Many Europeans are ready to accommodate these genuine thoughts and trust that against all odds, the world will change for the better after the coronavirus crisis.
When we think of a better world that comes after the pandemic, we might have a vision about how it should look. There is one thing though we can take for granted. The transformation to the new world will not be fuelled by increased financial resources. Economists warn us that the economic havoc might be bigger than the one we had in 2008.
But just think about some of the most appalling miseries we have in the 21st century: racism, violence, discrimination, uneven global distribution of wealth (co-existence of luxury and poverty), an oversized ecological footprint, global warming, pollution, lack of solidarity, exploitation, terrorism, menacing demographic trends. How many of the top 10 are of financial origin?
Changes that take us to a better world are not written in a screenplay. It will not unfold overnight either. The paradigm-shift will take place if we change the course of our lives voluntarily, and consider the current crisis as a pivotal milestone along the road.
It is tempting to make governments and authorities exclusively responsible for adjusting priorities to the new European after-crisis norms and act accordingly. Our leaders pledged themselves to it on Europe Day, didn’t they? Let’s hope they mean what they say, they are serious about it, and they put their act together. There is a lot of work to be done related to grounding structures of society on a fair playing field, and eliminating sources of suffering.

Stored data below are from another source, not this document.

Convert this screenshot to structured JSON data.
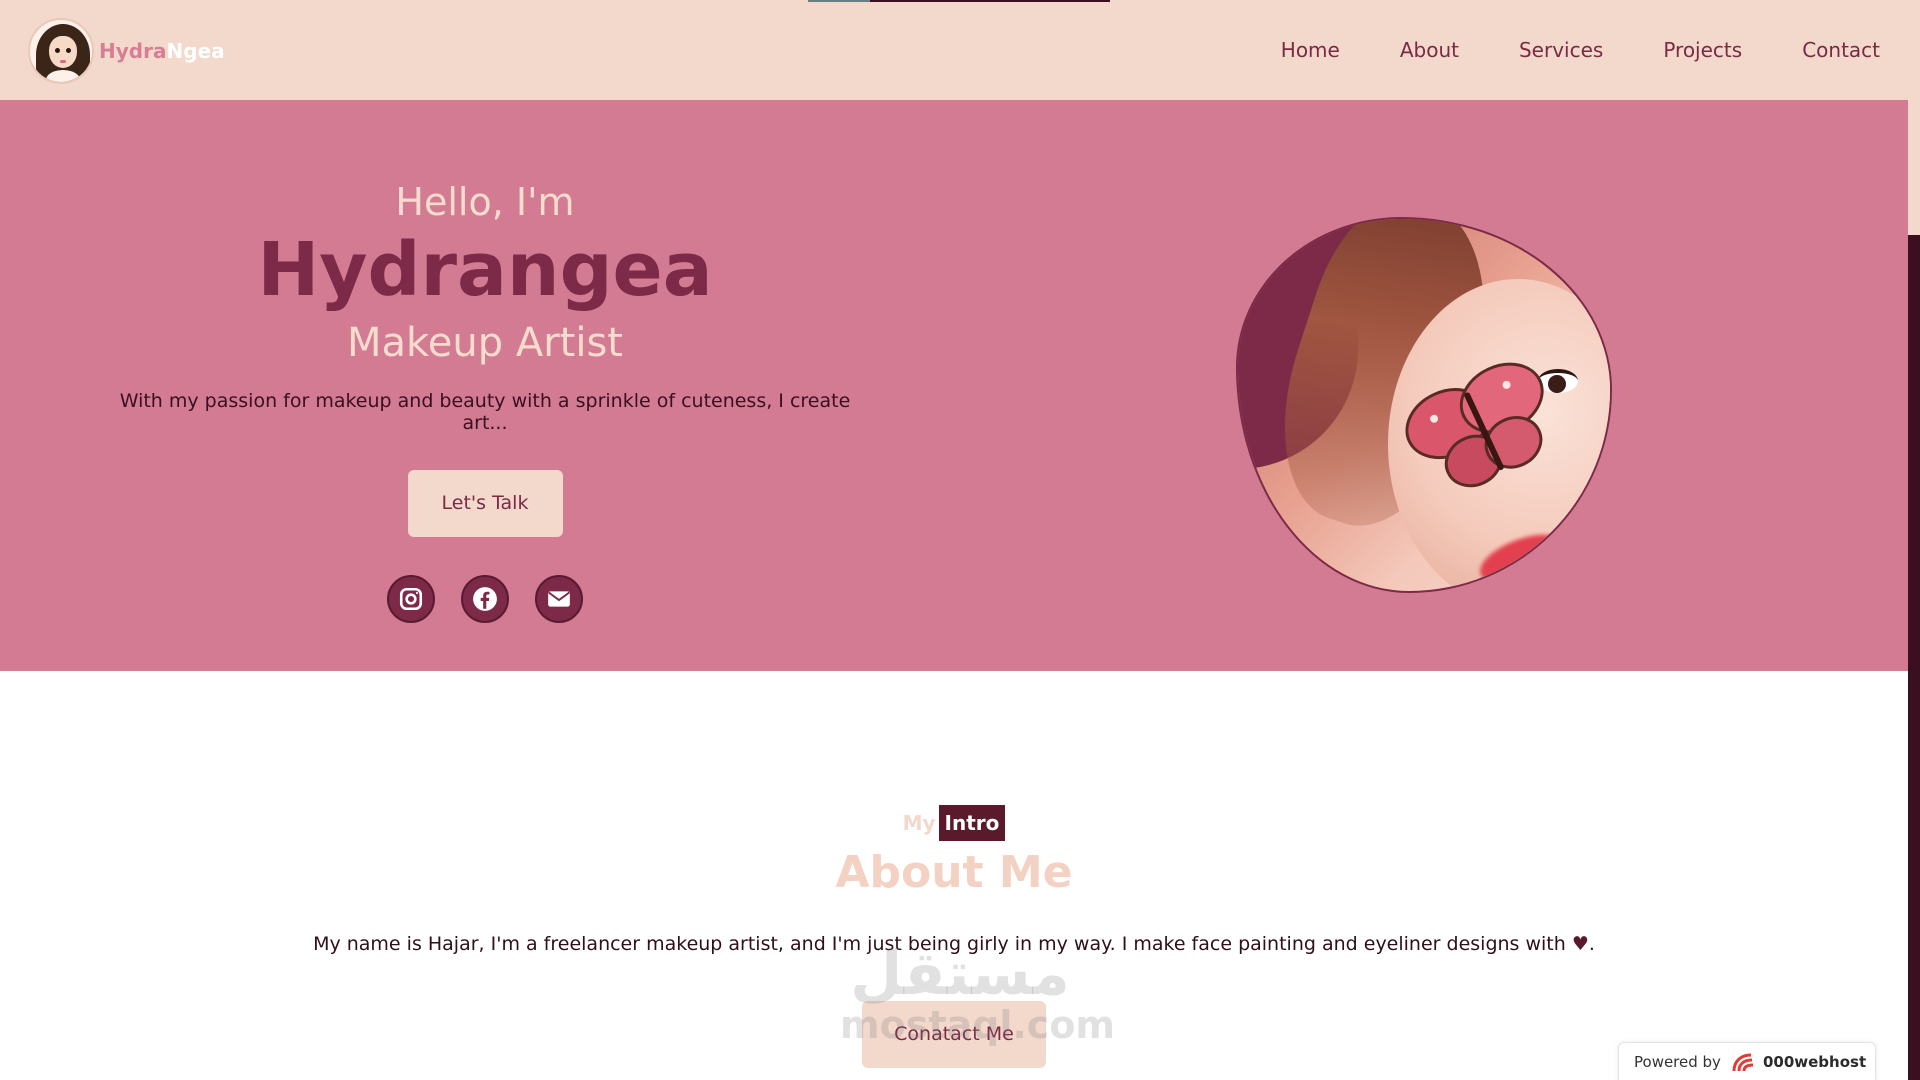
{
  "brand": {
    "part1": "Hydra",
    "part2": "Ngea"
  },
  "nav": [
    {
      "label": "Home"
    },
    {
      "label": "About"
    },
    {
      "label": "Services"
    },
    {
      "label": "Projects"
    },
    {
      "label": "Contact"
    }
  ],
  "hero": {
    "greeting": "Hello, I'm",
    "name": "Hydrangea",
    "role": "Makeup Artist",
    "tagline": "With my passion for makeup and beauty with a sprinkle of cuteness, I create art...",
    "cta": "Let's Talk",
    "socials": [
      "instagram-icon",
      "facebook-icon",
      "envelope-icon"
    ]
  },
  "about": {
    "intro_my": "My",
    "intro_tag": "Intro",
    "title": "About Me",
    "text": "My name is Hajar, I'm a freelancer makeup artist, and I'm just being girly in my way. I make face painting and eyeliner designs with",
    "text_end": ".",
    "heart": "♥",
    "cta": "Conatact Me"
  },
  "watermark": {
    "line1": "مستقل",
    "line2": "mostaql.com"
  },
  "powered": {
    "prefix": "Powered by",
    "name": "000webhost"
  },
  "colors": {
    "nav_bg": "#f3d8cc",
    "hero_bg": "#d27b92",
    "accent": "#7c2a47",
    "dark": "#5a1a2c"
  }
}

Nevertheless, one cannot miss that there is also a lot of tension in Europe these days – false tunes played by the orchestra: lack of coordinated handling of the epidemic; disputes about financing the recovery from the health- and economic crisis; turmoil caused by a new wave of migrants. Some go as far as saying that “COVID-19 may tear apart the European Union.”
Circumstances are set. European politicians must rapidly coordinate new, sustainable, and appropriate solutions in the areas of healthcare, employment, social welfare systems, environmental protection, and more. It will be challenging enough to accelerate this work aggravated by weakening economies.
That is the communal dimension. Yet there is something I can do in another way in order to make changes happen. Yes, we can all make a difference. We have seen so many touching examples of bravery, courage, and solidarity in Europe during these troubled times. Whether ‘solidarity’ shall rather be a term describing one of our most important common values in Europe or it will just remain a buzzword to be used on elated occasions such as Europe Day, is really up to us.